Aynanın karşısına geçtim. Bir yandan gözüm saatteydi. Hiçbir zaman düzgün bir şekil veremediğim kızıl saçlarıma ne yapacağıma karar vermeye çalıştım. Ne denediysen bir türlü olmadı sanırım saçlarım bugün de şekil almak istemiyordu. Hoş ben de açık bıraktım. Son bir kez nasıl durduğuna baktıktan sonra askıdan yağmurluğumu giydim ve çantamı alıp çıktım.

Saate baktım ve gülümsedim. Rekor süre. -Normalden 3 dakika erken-

Hava açık ve güneşliydi. Çoğu kişi bundan memnun olur ama ben yağmurlu olmasını tercih ederim. Toprak kokusu çok güzel.

Hızlı adımlarla okula doğru giderken gözüm ilerideki tepede babasıyla uçurtma uçuran küçük kıza takıldı. Babası ipi kızın eline vermişti. zaman zaman ipi düzeltiyor ama sarkan kısımdan tutmayı ihmal etmiyordu. Babası bir şeyler söylüyor, kız da kahkahalarla gülüyordu. Aklıma babamın bana birlikte uçurtma uçururken söylediği sözler geldi.''Rüzgar en iyi sabahları eser ve en ilginç olayları da beraberinde getirir küçük Mia'm.'' Sonra bana dönüp sevgi dolu gözlerle bakardı ve'' Sen, güzel kızım istediğin her şey olabilirsin. Bunu bildiğin ve hatırladığın sürece güvende ve özgürsün. '' derdi. Bu sözlerin anlamını hala tam olarak çözebilmiş değilim.

Farkında olmadan gözlerim dolmuştu. Hayır, şimdi olmaz Mia. Aradan yıllar geçmişken olmaz. Güçlü olmalısın diye kendi kendime konuşarak rahatlamaya çalıştım.

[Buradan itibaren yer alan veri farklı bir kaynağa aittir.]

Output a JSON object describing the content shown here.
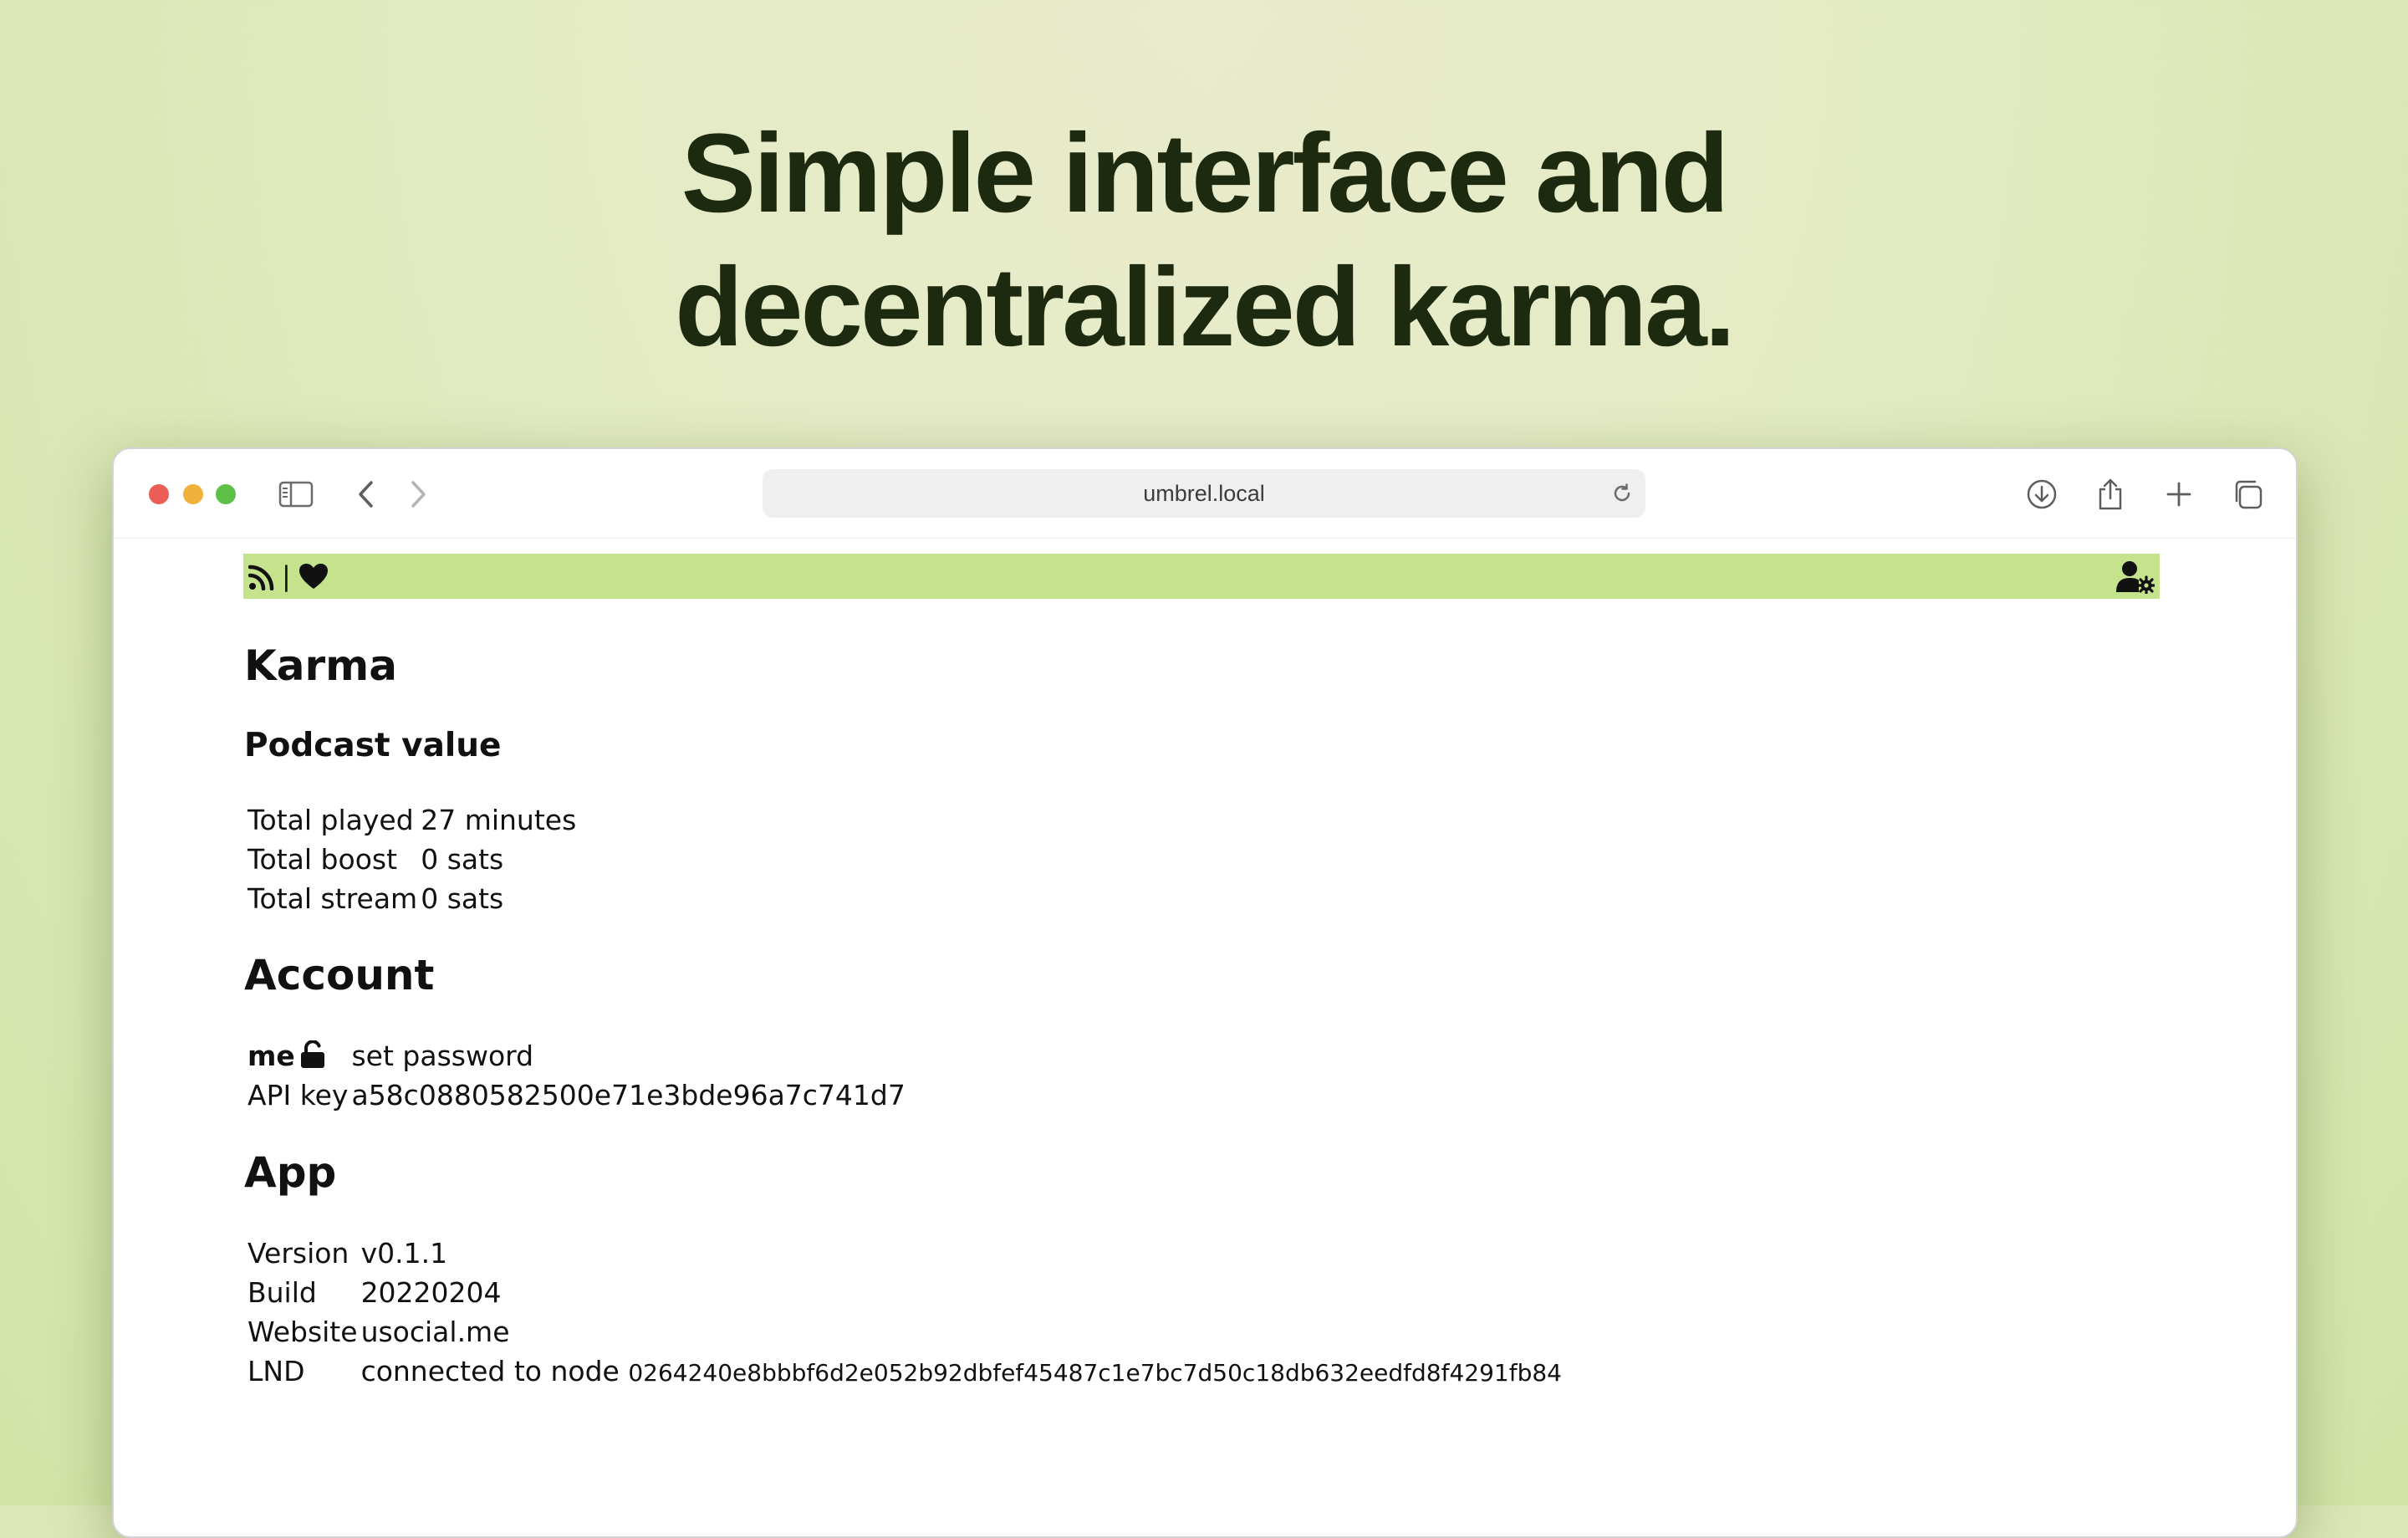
{
  "headline": {
    "line1": "Simple interface and",
    "line2": "decentralized karma."
  },
  "browser": {
    "url": "umbrel.local"
  },
  "icons": {
    "feed": "rss-icon",
    "separator": "|",
    "heart": "heart-icon",
    "user_settings": "user-cog-icon",
    "lock": "unlock-icon"
  },
  "colors": {
    "nav_bar": "#c5e38d",
    "background": "#e3ebc4",
    "headline": "#1e2a10"
  },
  "page": {
    "karma_title": "Karma",
    "podcast_title": "Podcast value",
    "podcast_rows": [
      {
        "label": "Total played",
        "value": "27 minutes"
      },
      {
        "label": "Total boost",
        "value": "0 sats"
      },
      {
        "label": "Total stream",
        "value": "0 sats"
      }
    ],
    "account_title": "Account",
    "account": {
      "user": "me",
      "set_password": "set password",
      "api_key_label": "API key",
      "api_key_value": "a58c0880582500e71e3bde96a7c741d7"
    },
    "app_title": "App",
    "app_rows": {
      "version_label": "Version",
      "version_value": "v0.1.1",
      "build_label": "Build",
      "build_value": "20220204",
      "website_label": "Website",
      "website_value": "usocial.me",
      "lnd_label": "LND",
      "lnd_value": "connected to node",
      "lnd_node": "0264240e8bbbf6d2e052b92dbfef45487c1e7bc7d50c18db632eedfd8f4291fb84"
    }
  }
}
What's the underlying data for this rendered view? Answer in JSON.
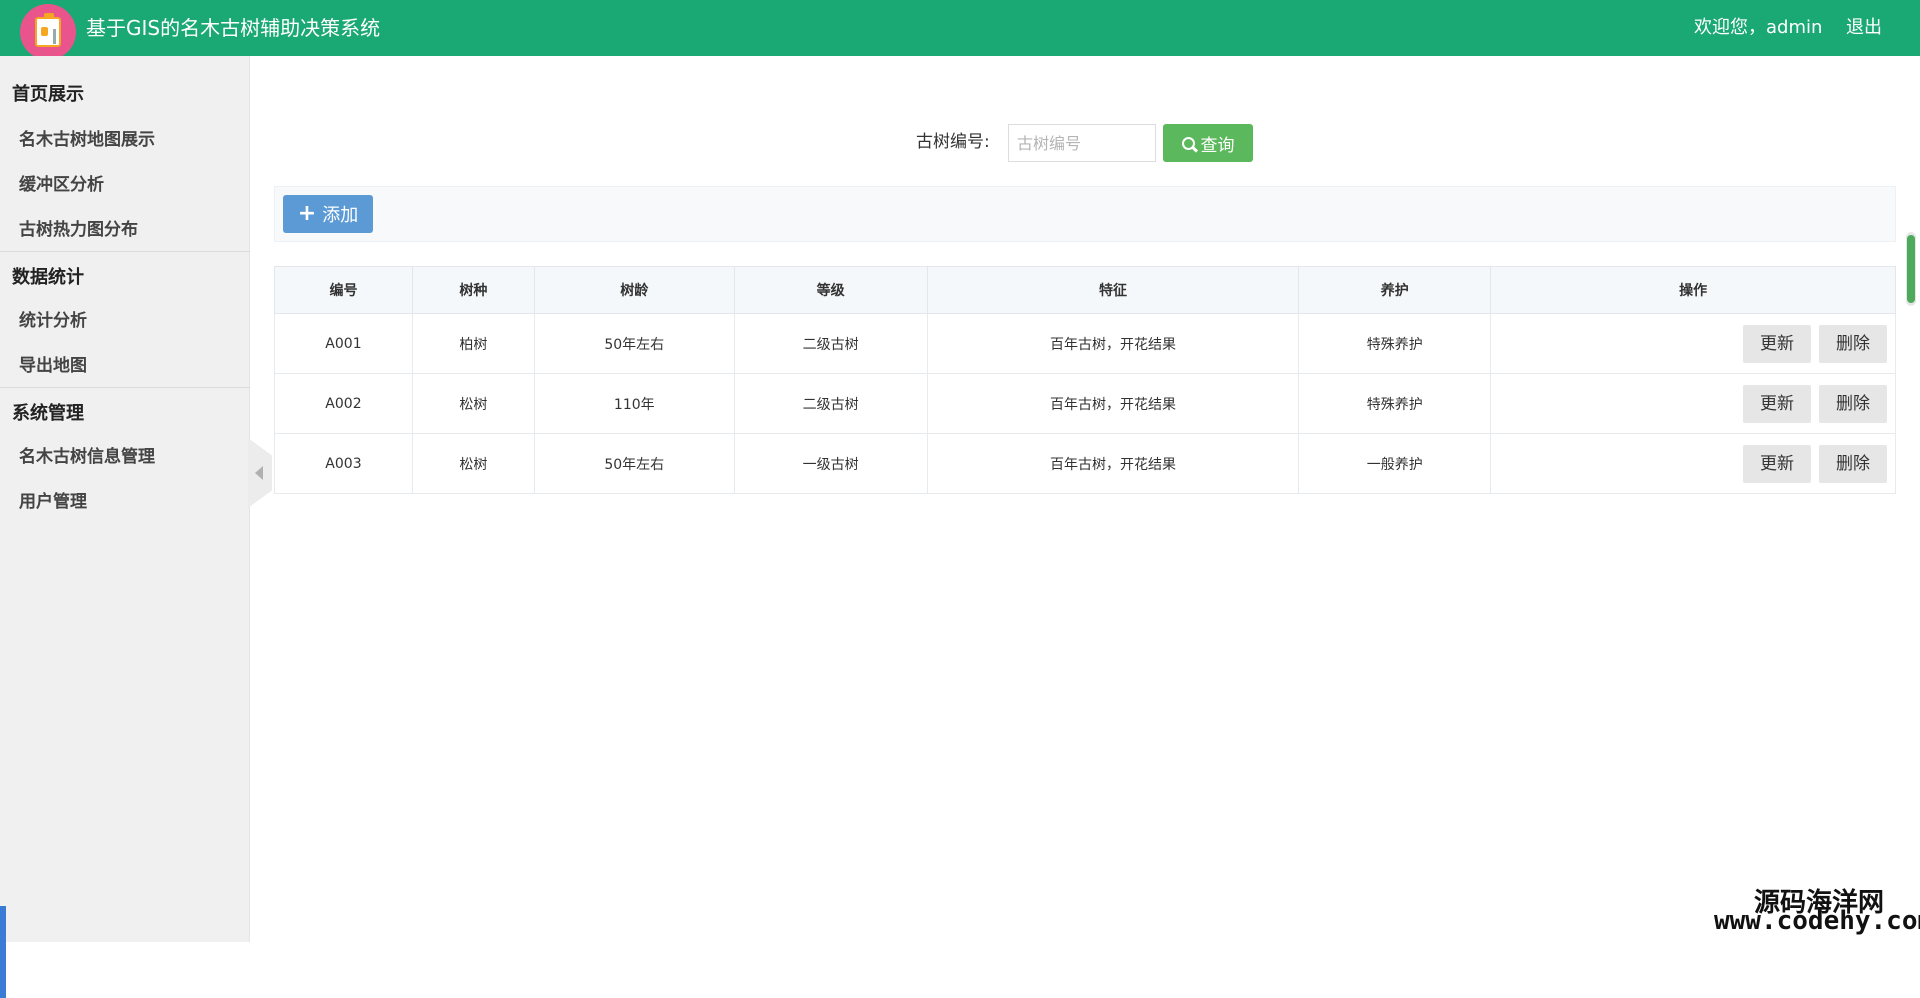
{
  "header": {
    "title": "基于GIS的名木古树辅助决策系统",
    "welcome": "欢迎您，admin",
    "logout": "退出"
  },
  "sidebar": {
    "groups": [
      {
        "title": "首页展示",
        "items": [
          "名木古树地图展示",
          "缓冲区分析",
          "古树热力图分布"
        ]
      },
      {
        "title": "数据统计",
        "items": [
          "统计分析",
          "导出地图"
        ]
      },
      {
        "title": "系统管理",
        "items": [
          "名木古树信息管理",
          "用户管理"
        ]
      }
    ]
  },
  "search": {
    "label": "古树编号:",
    "placeholder": "古树编号",
    "button": "查询"
  },
  "toolbar": {
    "add_label": "添加"
  },
  "table": {
    "headers": [
      "编号",
      "树种",
      "树龄",
      "等级",
      "特征",
      "养护",
      "操作"
    ],
    "rows": [
      {
        "id": "A001",
        "species": "柏树",
        "age": "50年左右",
        "level": "二级古树",
        "feature": "百年古树，开花结果",
        "care": "特殊养护"
      },
      {
        "id": "A002",
        "species": "松树",
        "age": "110年",
        "level": "二级古树",
        "feature": "百年古树，开花结果",
        "care": "特殊养护"
      },
      {
        "id": "A003",
        "species": "松树",
        "age": "50年左右",
        "level": "一级古树",
        "feature": "百年古树，开花结果",
        "care": "一般养护"
      }
    ],
    "update_label": "更新",
    "delete_label": "删除"
  },
  "watermark": {
    "line1": "源码海洋网",
    "line2": "www.codehy.com"
  },
  "colors": {
    "header_bg": "#1aa874",
    "search_button": "#5cb85c",
    "add_button": "#5b9ad5"
  },
  "icons": {
    "logo": "clipboard-id-icon",
    "search": "search-icon",
    "add": "plus-icon",
    "collapse": "chevron-left-icon"
  }
}
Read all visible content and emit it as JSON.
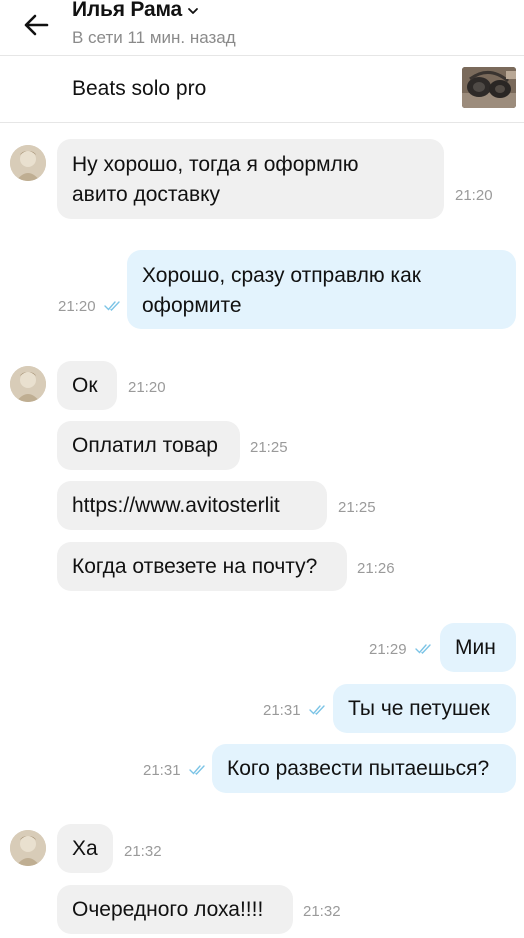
{
  "header": {
    "name": "Илья Рама",
    "status": "В сети 11 мин. назад"
  },
  "item": {
    "title": "Beats solo pro"
  },
  "messages": [
    {
      "dir": "in",
      "lines": [
        "Ну хорошо, тогда я оформлю",
        "авито доставку"
      ],
      "time": "21:20"
    },
    {
      "dir": "out",
      "lines": [
        "Хорошо,  сразу отправлю как",
        "оформите"
      ],
      "time": "21:20"
    },
    {
      "dir": "in",
      "lines": [
        "Ок"
      ],
      "time": "21:20"
    },
    {
      "dir": "in",
      "lines": [
        "Оплатил товар"
      ],
      "time": "21:25"
    },
    {
      "dir": "in",
      "lines": [
        "https://www.avitosterlit"
      ],
      "time": "21:25"
    },
    {
      "dir": "in",
      "lines": [
        "Когда отвезете на почту?"
      ],
      "time": "21:26"
    },
    {
      "dir": "out",
      "lines": [
        "Мин"
      ],
      "time": "21:29"
    },
    {
      "dir": "out",
      "lines": [
        "Ты че петушек"
      ],
      "time": "21:31"
    },
    {
      "dir": "out",
      "lines": [
        "Кого развести пытаешься?"
      ],
      "time": "21:31"
    },
    {
      "dir": "in",
      "lines": [
        "Ха"
      ],
      "time": "21:32"
    },
    {
      "dir": "in",
      "lines": [
        "Очередного лоха!!!!"
      ],
      "time": "21:32"
    }
  ],
  "colors": {
    "incoming_bubble": "#f0f0f0",
    "outgoing_bubble": "#e3f3fd",
    "read_ticks": "#7cc4e6",
    "muted_text": "#8a8a8a"
  },
  "icons": {
    "back": "arrow-left-icon",
    "chevron": "chevron-down-icon",
    "read": "double-check-icon"
  }
}
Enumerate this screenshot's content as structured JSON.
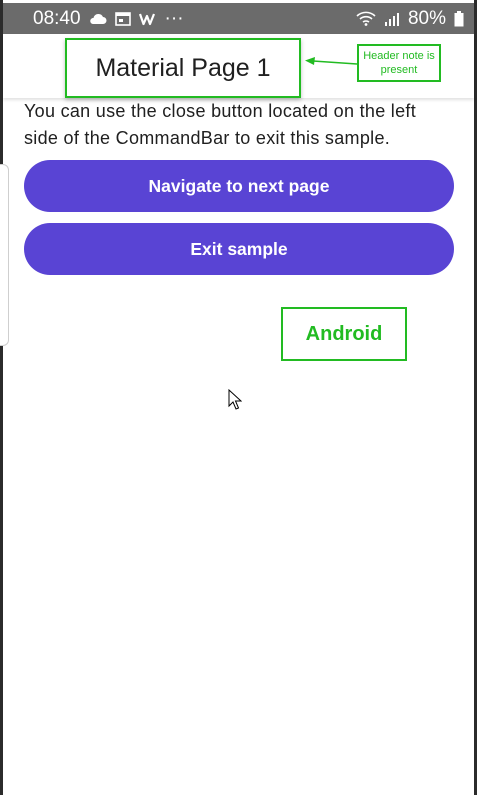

Dalmışım. Telefonun sesiyle irkildim. Arayan Eylül'du. Açar açmaz konuşmaya başladı. ''Mia nerde kaldın. Hatırla, tarih notlarım sende ve dersin başlamasına az kaldı.'' Hep böyle telaşlıydı zaten, alışmıştım. ''Sana da günaydın Eylül.'' dedim. ''Evet, günaydın. Her neyse acele et.'' dedi ve cevabımı beklemeden kapattı.

Haklı diye geçirdim içimden. Acele etmezsem geç kalabilirim. Adımlarımı sıklaştırdım. Okul bahçesinden girdiğimde yavaşladım. Okul binası maviydi. Gerçi belki bende bi problem var ama ara sıra yeşilmiş gibi geliyor. Okul güzel. Tabii dersleri çıkarırsak. :)

Zilin sesiyle hızlıca merdivenleri çıkmaya başladım. Bir yandan da ders programından ilk derse bakıyordum. Biyoloji. 2. kat. Kapı açıktı ki bu iyiye işaret. -ders daha başlamamış- Sınıfa girdim. Her zaman yaptığım gibi sınıfın en arka köşesine gittim. Ama yerim boş değildi. Oysa herkes alışmıştı benim hep oraya oturmama. Başımı kaldırıp yerimde oturana baktım. İlk fark ettiğim bakışları aşina mavi gözler oldu.